Model Overview
The xiaolesu/OsmosisProofling-SFT-NT-GRPO-NT is an 8 billion parameter language model, fine-tuned from the Qwen/Qwen3-8B base model. It was developed using the Axolotl framework (version 0.16.0.dev0) and incorporates Liger plugin features such as liger_rope, liger_rms_norm, liger_glu_activation, liger_layer_norm, and liger_fused_linear_cross_entropy.
Training Details
The model was fine-tuned on the xiaolesu/OsmosisProofling-v3-SFT dataset for 2 epochs, with a learning rate of 1e-05 and a sequence length of 4096. Training utilized a total batch size of 14 across 7 GPUs.

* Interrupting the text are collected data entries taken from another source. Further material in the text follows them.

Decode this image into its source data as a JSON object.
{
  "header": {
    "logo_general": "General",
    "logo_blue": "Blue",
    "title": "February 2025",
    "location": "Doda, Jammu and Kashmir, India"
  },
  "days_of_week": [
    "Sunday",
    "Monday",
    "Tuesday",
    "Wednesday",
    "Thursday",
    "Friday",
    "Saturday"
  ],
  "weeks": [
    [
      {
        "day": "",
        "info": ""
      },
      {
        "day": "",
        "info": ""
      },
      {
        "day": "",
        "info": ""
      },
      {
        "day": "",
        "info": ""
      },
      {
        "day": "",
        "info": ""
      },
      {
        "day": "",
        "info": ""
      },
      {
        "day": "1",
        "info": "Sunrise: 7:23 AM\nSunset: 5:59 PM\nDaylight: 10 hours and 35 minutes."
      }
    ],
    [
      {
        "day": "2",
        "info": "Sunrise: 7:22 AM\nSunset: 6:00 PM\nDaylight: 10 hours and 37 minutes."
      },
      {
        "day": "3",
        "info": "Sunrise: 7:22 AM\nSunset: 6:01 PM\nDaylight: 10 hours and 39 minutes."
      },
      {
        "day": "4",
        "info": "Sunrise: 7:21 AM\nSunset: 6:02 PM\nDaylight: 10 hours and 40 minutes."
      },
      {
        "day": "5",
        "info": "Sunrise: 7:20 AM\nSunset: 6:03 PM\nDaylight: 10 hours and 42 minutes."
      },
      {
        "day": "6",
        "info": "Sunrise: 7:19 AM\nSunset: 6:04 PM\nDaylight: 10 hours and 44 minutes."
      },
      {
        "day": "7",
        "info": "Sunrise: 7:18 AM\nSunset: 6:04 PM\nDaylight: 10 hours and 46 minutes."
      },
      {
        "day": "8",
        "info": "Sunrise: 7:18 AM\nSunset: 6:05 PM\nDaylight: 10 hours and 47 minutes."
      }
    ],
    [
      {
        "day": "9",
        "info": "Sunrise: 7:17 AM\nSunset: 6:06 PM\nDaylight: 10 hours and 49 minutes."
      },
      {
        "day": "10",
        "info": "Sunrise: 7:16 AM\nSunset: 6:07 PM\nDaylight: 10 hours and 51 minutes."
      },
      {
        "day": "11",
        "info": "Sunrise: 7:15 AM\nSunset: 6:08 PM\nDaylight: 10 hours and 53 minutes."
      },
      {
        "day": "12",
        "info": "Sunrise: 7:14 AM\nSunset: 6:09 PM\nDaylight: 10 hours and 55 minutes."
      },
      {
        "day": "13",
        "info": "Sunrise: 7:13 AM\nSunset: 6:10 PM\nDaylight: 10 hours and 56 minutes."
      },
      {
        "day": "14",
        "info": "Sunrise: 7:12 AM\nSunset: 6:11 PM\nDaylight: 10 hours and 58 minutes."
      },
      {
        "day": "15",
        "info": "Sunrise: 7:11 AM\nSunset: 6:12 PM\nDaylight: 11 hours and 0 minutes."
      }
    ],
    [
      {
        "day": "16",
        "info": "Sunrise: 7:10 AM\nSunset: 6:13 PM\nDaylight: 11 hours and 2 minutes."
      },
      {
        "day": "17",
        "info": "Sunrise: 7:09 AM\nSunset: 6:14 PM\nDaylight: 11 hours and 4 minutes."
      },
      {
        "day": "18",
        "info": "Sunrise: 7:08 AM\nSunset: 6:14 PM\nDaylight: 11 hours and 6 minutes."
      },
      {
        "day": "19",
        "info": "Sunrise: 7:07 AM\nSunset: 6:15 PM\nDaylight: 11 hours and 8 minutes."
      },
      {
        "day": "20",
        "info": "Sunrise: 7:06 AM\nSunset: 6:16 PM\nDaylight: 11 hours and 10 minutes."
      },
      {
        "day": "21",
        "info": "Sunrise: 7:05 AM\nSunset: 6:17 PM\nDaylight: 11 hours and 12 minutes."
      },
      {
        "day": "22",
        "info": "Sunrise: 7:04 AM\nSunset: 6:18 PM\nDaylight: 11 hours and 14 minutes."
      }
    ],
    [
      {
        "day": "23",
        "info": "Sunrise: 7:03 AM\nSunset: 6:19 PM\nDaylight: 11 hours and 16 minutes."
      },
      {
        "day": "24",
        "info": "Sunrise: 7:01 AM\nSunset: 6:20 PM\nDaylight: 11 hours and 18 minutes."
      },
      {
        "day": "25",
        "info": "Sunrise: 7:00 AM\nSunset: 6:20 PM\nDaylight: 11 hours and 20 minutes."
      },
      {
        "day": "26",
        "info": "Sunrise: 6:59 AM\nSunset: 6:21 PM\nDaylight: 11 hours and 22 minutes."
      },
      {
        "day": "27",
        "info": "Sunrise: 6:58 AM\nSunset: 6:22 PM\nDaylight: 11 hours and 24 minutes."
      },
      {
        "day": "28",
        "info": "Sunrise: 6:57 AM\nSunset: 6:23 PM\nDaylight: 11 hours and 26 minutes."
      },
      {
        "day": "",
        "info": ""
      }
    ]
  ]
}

Key training results include a final validation loss of 0.3543 and a perplexity (Ppl) of 1.4252. Memory usage during evaluation peaked at 20.98 GiB active and allocated memory.
Key Features
- Base Model: Qwen3-8B architecture.
- Fine-tuning Dataset:
xiaolesu/OsmosisProofling-v3-SFT. - Context Length: Supports a sequence length of 4096 tokens during training.
- Performance: Achieved a perplexity of 1.4252 on the validation set.
Intended Use Cases
This model is specifically fine-tuned on the xiaolesu/OsmosisProofling-v3-SFT dataset, suggesting its primary utility lies in tasks aligned with the characteristics and content of that dataset. Developers should evaluate its performance for specific applications that benefit from the model's fine-tuning domain.